Self-hosted vs SaaS LLM proxy: how to decide
You need an LLM proxy. You have two options: run one yourself, or use a managed service. Both are legitimate choices with real tradeoffs. This post is a decision framework, not a pitch for one side.
When to self-host
Data residency matters. If you cannot send prompts and responses through a third-party server, self-hosting is your only option. Regulated industries, government contracts, and privacy-conscious companies often have this requirement. With a self-hosted proxy, your LLM traffic stays on your network and only leaves to reach the LLM providers you configure.

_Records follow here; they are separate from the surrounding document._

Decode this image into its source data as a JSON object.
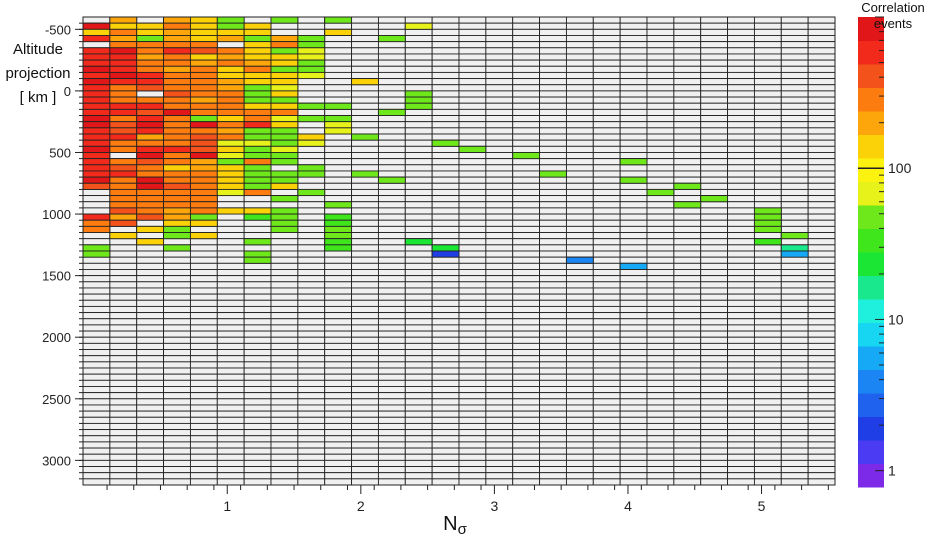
{
  "chart_data": {
    "type": "heatmap",
    "ylabel_lines": [
      "Altitude",
      "projection",
      "[ km ]"
    ],
    "xlabel_main": "N",
    "xlabel_sub": "σ",
    "x_ticks": [
      "1",
      "2",
      "3",
      "4",
      "5"
    ],
    "y_ticks": [
      "-500",
      "0",
      "500",
      "1000",
      "1500",
      "2000",
      "2500",
      "3000"
    ],
    "x_range": [
      -0.08,
      5.55
    ],
    "y_range": [
      -600,
      3200
    ],
    "x_bin": 0.2,
    "y_bin": 50,
    "colorbar": {
      "title_lines": [
        "Correlation",
        "events"
      ],
      "scale": "log",
      "range": [
        0.78,
        1000
      ],
      "tick_labels": [
        "1",
        "10",
        "100"
      ],
      "palette": [
        "#7c2ae8",
        "#4b3bf2",
        "#1f3ee6",
        "#1e62ee",
        "#1b86f3",
        "#16aaf6",
        "#16d6f2",
        "#1ef0dd",
        "#1ae88c",
        "#1be634",
        "#3fe61b",
        "#6ee81a",
        "#e6f21a",
        "#fbf20f",
        "#fbd208",
        "#fca60c",
        "#fc7c10",
        "#f4521b",
        "#f22a1c",
        "#e01618"
      ],
      "marker": 100
    },
    "legend": "right",
    "grid": true,
    "values_note": "cells give column index in 0.2-wide Nσ bins and row index in 50 km altitude bins starting at -600 km; value = correlation events",
    "cells": [
      [
        1,
        0,
        200
      ],
      [
        3,
        0,
        200
      ],
      [
        4,
        0,
        150
      ],
      [
        5,
        0,
        50
      ],
      [
        7,
        0,
        50
      ],
      [
        9,
        0,
        50
      ],
      [
        0,
        1,
        700
      ],
      [
        1,
        1,
        150
      ],
      [
        2,
        1,
        150
      ],
      [
        3,
        1,
        300
      ],
      [
        4,
        1,
        150
      ],
      [
        5,
        1,
        50
      ],
      [
        6,
        1,
        120
      ],
      [
        12,
        1,
        60
      ],
      [
        0,
        2,
        150
      ],
      [
        1,
        2,
        300
      ],
      [
        2,
        2,
        150
      ],
      [
        3,
        2,
        200
      ],
      [
        4,
        2,
        150
      ],
      [
        5,
        2,
        150
      ],
      [
        6,
        2,
        150
      ],
      [
        9,
        2,
        150
      ],
      [
        0,
        3,
        600
      ],
      [
        1,
        3,
        200
      ],
      [
        2,
        3,
        50
      ],
      [
        3,
        3,
        200
      ],
      [
        4,
        3,
        150
      ],
      [
        5,
        3,
        200
      ],
      [
        6,
        3,
        50
      ],
      [
        7,
        3,
        200
      ],
      [
        8,
        3,
        50
      ],
      [
        11,
        3,
        50
      ],
      [
        1,
        4,
        250
      ],
      [
        2,
        4,
        300
      ],
      [
        3,
        4,
        300
      ],
      [
        4,
        4,
        300
      ],
      [
        6,
        4,
        150
      ],
      [
        7,
        4,
        250
      ],
      [
        8,
        4,
        50
      ],
      [
        0,
        5,
        600
      ],
      [
        1,
        5,
        700
      ],
      [
        2,
        5,
        300
      ],
      [
        3,
        5,
        500
      ],
      [
        4,
        5,
        400
      ],
      [
        5,
        5,
        250
      ],
      [
        6,
        5,
        150
      ],
      [
        7,
        5,
        50
      ],
      [
        8,
        5,
        60
      ],
      [
        0,
        6,
        600
      ],
      [
        1,
        6,
        500
      ],
      [
        2,
        6,
        200
      ],
      [
        3,
        6,
        250
      ],
      [
        4,
        6,
        150
      ],
      [
        5,
        6,
        200
      ],
      [
        6,
        6,
        150
      ],
      [
        7,
        6,
        120
      ],
      [
        8,
        6,
        60
      ],
      [
        0,
        7,
        600
      ],
      [
        1,
        7,
        500
      ],
      [
        2,
        7,
        300
      ],
      [
        3,
        7,
        300
      ],
      [
        4,
        7,
        200
      ],
      [
        5,
        7,
        300
      ],
      [
        6,
        7,
        200
      ],
      [
        7,
        7,
        150
      ],
      [
        8,
        7,
        50
      ],
      [
        0,
        8,
        700
      ],
      [
        1,
        8,
        500
      ],
      [
        2,
        8,
        300
      ],
      [
        3,
        8,
        200
      ],
      [
        4,
        8,
        300
      ],
      [
        5,
        8,
        150
      ],
      [
        6,
        8,
        300
      ],
      [
        7,
        8,
        50
      ],
      [
        8,
        8,
        50
      ],
      [
        0,
        9,
        600
      ],
      [
        1,
        9,
        700
      ],
      [
        2,
        9,
        500
      ],
      [
        3,
        9,
        300
      ],
      [
        4,
        9,
        300
      ],
      [
        5,
        9,
        150
      ],
      [
        6,
        9,
        130
      ],
      [
        7,
        9,
        150
      ],
      [
        8,
        9,
        60
      ],
      [
        0,
        10,
        700
      ],
      [
        1,
        10,
        600
      ],
      [
        2,
        10,
        600
      ],
      [
        3,
        10,
        300
      ],
      [
        4,
        10,
        250
      ],
      [
        5,
        10,
        200
      ],
      [
        6,
        10,
        150
      ],
      [
        7,
        10,
        120
      ],
      [
        10,
        10,
        150
      ],
      [
        0,
        11,
        600
      ],
      [
        1,
        11,
        300
      ],
      [
        2,
        11,
        400
      ],
      [
        3,
        11,
        300
      ],
      [
        4,
        11,
        300
      ],
      [
        5,
        11,
        200
      ],
      [
        6,
        11,
        50
      ],
      [
        7,
        11,
        60
      ],
      [
        0,
        12,
        600
      ],
      [
        1,
        12,
        300
      ],
      [
        3,
        12,
        400
      ],
      [
        4,
        12,
        250
      ],
      [
        5,
        12,
        300
      ],
      [
        6,
        12,
        50
      ],
      [
        7,
        12,
        130
      ],
      [
        12,
        12,
        50
      ],
      [
        0,
        13,
        600
      ],
      [
        1,
        13,
        300
      ],
      [
        2,
        13,
        300
      ],
      [
        3,
        13,
        300
      ],
      [
        4,
        13,
        200
      ],
      [
        5,
        13,
        300
      ],
      [
        6,
        13,
        50
      ],
      [
        7,
        13,
        50
      ],
      [
        12,
        13,
        50
      ],
      [
        0,
        14,
        600
      ],
      [
        1,
        14,
        500
      ],
      [
        2,
        14,
        500
      ],
      [
        3,
        14,
        300
      ],
      [
        4,
        14,
        250
      ],
      [
        5,
        14,
        250
      ],
      [
        6,
        14,
        150
      ],
      [
        7,
        14,
        150
      ],
      [
        8,
        14,
        50
      ],
      [
        9,
        14,
        50
      ],
      [
        12,
        14,
        50
      ],
      [
        0,
        15,
        500
      ],
      [
        1,
        15,
        500
      ],
      [
        2,
        15,
        400
      ],
      [
        3,
        15,
        700
      ],
      [
        4,
        15,
        300
      ],
      [
        5,
        15,
        300
      ],
      [
        6,
        15,
        300
      ],
      [
        7,
        15,
        300
      ],
      [
        11,
        15,
        50
      ],
      [
        0,
        16,
        700
      ],
      [
        1,
        16,
        300
      ],
      [
        2,
        16,
        600
      ],
      [
        3,
        16,
        250
      ],
      [
        4,
        16,
        50
      ],
      [
        5,
        16,
        150
      ],
      [
        6,
        16,
        300
      ],
      [
        7,
        16,
        60
      ],
      [
        8,
        16,
        50
      ],
      [
        9,
        16,
        50
      ],
      [
        0,
        17,
        700
      ],
      [
        1,
        17,
        400
      ],
      [
        2,
        17,
        700
      ],
      [
        3,
        17,
        300
      ],
      [
        4,
        17,
        700
      ],
      [
        5,
        17,
        300
      ],
      [
        6,
        17,
        600
      ],
      [
        7,
        17,
        150
      ],
      [
        9,
        17,
        60
      ],
      [
        0,
        18,
        600
      ],
      [
        1,
        18,
        400
      ],
      [
        2,
        18,
        600
      ],
      [
        3,
        18,
        300
      ],
      [
        4,
        18,
        300
      ],
      [
        5,
        18,
        200
      ],
      [
        6,
        18,
        50
      ],
      [
        7,
        18,
        50
      ],
      [
        9,
        18,
        60
      ],
      [
        0,
        19,
        600
      ],
      [
        1,
        19,
        600
      ],
      [
        2,
        19,
        200
      ],
      [
        3,
        19,
        300
      ],
      [
        4,
        19,
        400
      ],
      [
        5,
        19,
        300
      ],
      [
        6,
        19,
        50
      ],
      [
        7,
        19,
        50
      ],
      [
        8,
        19,
        150
      ],
      [
        10,
        19,
        50
      ],
      [
        0,
        20,
        600
      ],
      [
        1,
        20,
        300
      ],
      [
        2,
        20,
        300
      ],
      [
        3,
        20,
        300
      ],
      [
        4,
        20,
        350
      ],
      [
        5,
        20,
        60
      ],
      [
        6,
        20,
        60
      ],
      [
        7,
        20,
        50
      ],
      [
        8,
        20,
        60
      ],
      [
        13,
        20,
        50
      ],
      [
        0,
        21,
        700
      ],
      [
        1,
        21,
        300
      ],
      [
        2,
        21,
        600
      ],
      [
        3,
        21,
        600
      ],
      [
        4,
        21,
        400
      ],
      [
        5,
        21,
        150
      ],
      [
        6,
        21,
        50
      ],
      [
        7,
        21,
        60
      ],
      [
        14,
        21,
        50
      ],
      [
        0,
        22,
        600
      ],
      [
        2,
        22,
        700
      ],
      [
        3,
        22,
        300
      ],
      [
        4,
        22,
        700
      ],
      [
        5,
        22,
        60
      ],
      [
        6,
        22,
        50
      ],
      [
        7,
        22,
        50
      ],
      [
        16,
        22,
        50
      ],
      [
        0,
        23,
        500
      ],
      [
        1,
        23,
        300
      ],
      [
        2,
        23,
        400
      ],
      [
        3,
        23,
        300
      ],
      [
        4,
        23,
        200
      ],
      [
        5,
        23,
        50
      ],
      [
        6,
        23,
        300
      ],
      [
        7,
        23,
        50
      ],
      [
        20,
        23,
        50
      ],
      [
        0,
        24,
        600
      ],
      [
        1,
        24,
        400
      ],
      [
        2,
        24,
        300
      ],
      [
        3,
        24,
        150
      ],
      [
        4,
        24,
        200
      ],
      [
        5,
        24,
        150
      ],
      [
        6,
        24,
        50
      ],
      [
        8,
        24,
        50
      ],
      [
        0,
        25,
        600
      ],
      [
        1,
        25,
        500
      ],
      [
        2,
        25,
        300
      ],
      [
        3,
        25,
        300
      ],
      [
        4,
        25,
        300
      ],
      [
        5,
        25,
        150
      ],
      [
        6,
        25,
        50
      ],
      [
        7,
        25,
        50
      ],
      [
        8,
        25,
        50
      ],
      [
        10,
        25,
        50
      ],
      [
        17,
        25,
        50
      ],
      [
        0,
        26,
        700
      ],
      [
        1,
        26,
        250
      ],
      [
        2,
        26,
        700
      ],
      [
        3,
        26,
        300
      ],
      [
        4,
        26,
        300
      ],
      [
        5,
        26,
        150
      ],
      [
        6,
        26,
        50
      ],
      [
        7,
        26,
        50
      ],
      [
        11,
        26,
        50
      ],
      [
        20,
        26,
        50
      ],
      [
        0,
        27,
        400
      ],
      [
        1,
        27,
        300
      ],
      [
        2,
        27,
        700
      ],
      [
        3,
        27,
        400
      ],
      [
        4,
        27,
        250
      ],
      [
        5,
        27,
        150
      ],
      [
        6,
        27,
        50
      ],
      [
        7,
        27,
        130
      ],
      [
        22,
        27,
        50
      ],
      [
        1,
        28,
        300
      ],
      [
        2,
        28,
        300
      ],
      [
        3,
        28,
        300
      ],
      [
        4,
        28,
        300
      ],
      [
        5,
        28,
        60
      ],
      [
        6,
        28,
        300
      ],
      [
        8,
        28,
        50
      ],
      [
        21,
        28,
        50
      ],
      [
        1,
        29,
        300
      ],
      [
        2,
        29,
        300
      ],
      [
        3,
        29,
        300
      ],
      [
        4,
        29,
        300
      ],
      [
        7,
        29,
        50
      ],
      [
        23,
        29,
        50
      ],
      [
        1,
        30,
        300
      ],
      [
        2,
        30,
        300
      ],
      [
        3,
        30,
        300
      ],
      [
        4,
        30,
        300
      ],
      [
        9,
        30,
        50
      ],
      [
        22,
        30,
        50
      ],
      [
        1,
        31,
        400
      ],
      [
        2,
        31,
        300
      ],
      [
        3,
        31,
        200
      ],
      [
        4,
        31,
        300
      ],
      [
        5,
        31,
        120
      ],
      [
        6,
        31,
        150
      ],
      [
        7,
        31,
        50
      ],
      [
        25,
        31,
        50
      ],
      [
        0,
        32,
        600
      ],
      [
        1,
        32,
        200
      ],
      [
        2,
        32,
        400
      ],
      [
        3,
        32,
        200
      ],
      [
        4,
        32,
        50
      ],
      [
        6,
        32,
        30
      ],
      [
        7,
        32,
        50
      ],
      [
        9,
        32,
        30
      ],
      [
        25,
        32,
        50
      ],
      [
        0,
        33,
        300
      ],
      [
        1,
        33,
        400
      ],
      [
        3,
        33,
        150
      ],
      [
        4,
        33,
        150
      ],
      [
        7,
        33,
        50
      ],
      [
        9,
        33,
        30
      ],
      [
        25,
        33,
        50
      ],
      [
        0,
        34,
        300
      ],
      [
        2,
        34,
        150
      ],
      [
        3,
        34,
        50
      ],
      [
        7,
        34,
        50
      ],
      [
        9,
        34,
        50
      ],
      [
        25,
        34,
        50
      ],
      [
        1,
        35,
        150
      ],
      [
        3,
        35,
        50
      ],
      [
        4,
        35,
        150
      ],
      [
        9,
        35,
        50
      ],
      [
        26,
        35,
        50
      ],
      [
        2,
        36,
        150
      ],
      [
        6,
        36,
        50
      ],
      [
        9,
        36,
        30
      ],
      [
        12,
        36,
        20
      ],
      [
        25,
        36,
        30
      ],
      [
        0,
        37,
        50
      ],
      [
        3,
        37,
        50
      ],
      [
        9,
        37,
        30
      ],
      [
        13,
        37,
        20
      ],
      [
        26,
        37,
        15
      ],
      [
        0,
        38,
        50
      ],
      [
        6,
        38,
        50
      ],
      [
        13,
        38,
        2
      ],
      [
        26,
        38,
        6
      ],
      [
        6,
        39,
        50
      ],
      [
        18,
        39,
        4
      ],
      [
        20,
        40,
        6
      ]
    ]
  }
}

You want to control the upgrade cycle. SaaS products push updates on their schedule. If a breaking change ships, you absorb it immediately. Self-hosting lets you upgrade when you are ready, test changes in staging, and roll back if something breaks.
Cost matters at scale. SaaS proxies typically charge per request or per event. At low volume, this is negligible. At high volume, the platform cost can become significant on top of your LLM API costs. A self-hosted proxy costs whatever your server costs, regardless of request volume.
You want full visibility. With self-hosting, you can inspect every line of code, monitor every network connection, and audit every database query. There is no trust boundary between your application and your proxy.
When to use SaaS
You do not want ops overhead. A managed proxy means someone else handles uptime, backups, scaling, and security patches. If you do not have the headcount or interest to maintain infrastructure, this is a real advantage.
You need enterprise features now. SaaS providers like Portkey and Helicone have SOC 2 compliance, SSO, dedicated support, and SLAs. Building or buying those features for a self-hosted setup takes time and money.
You want the best evaluation tools. Langfuse (SaaS or self-hosted) and Helicone have invested heavily in dashboards, LLM-as-a-judge evaluation, and experiment frameworks. If output quality measurement is your primary need, a purpose-built observability platform may serve you better than a proxy with built-in tracing.
You are prototyping. If you are building a proof of concept and do not yet know your requirements, a SaaS proxy gets you started in minutes with no infrastructure to clean up later.
The hybrid option
These are not mutually exclusive. You can self-host your proxy for routing, caching, and guardrails, and export traces to a SaaS observability tool for deeper analysis. Stockyard exports OTEL spans, so you can send traces to Langfuse, Datadog, or Grafana while keeping the proxy on your own infrastructure.
A practical checklist
Choose self-hosted if two or more of these are true: your data cannot leave your network, you have someone who can maintain a server, cost-per-request pricing concerns you at your scale, or you want to audit the proxy source code.
Choose SaaS if two or more of these are true: you need SOC 2 or enterprise compliance today, nobody on the team wants to maintain infrastructure, you need deep evaluation and experiment tools, or you are still exploring and want zero commitment.
I built Stockyard as a self-hosted proxy because I needed data residency and did not want usage-based pricing for the platform itself. But I use SaaS products for other parts of the stack where the tradeoff makes sense. The right answer depends on your specific constraints, not on ideology.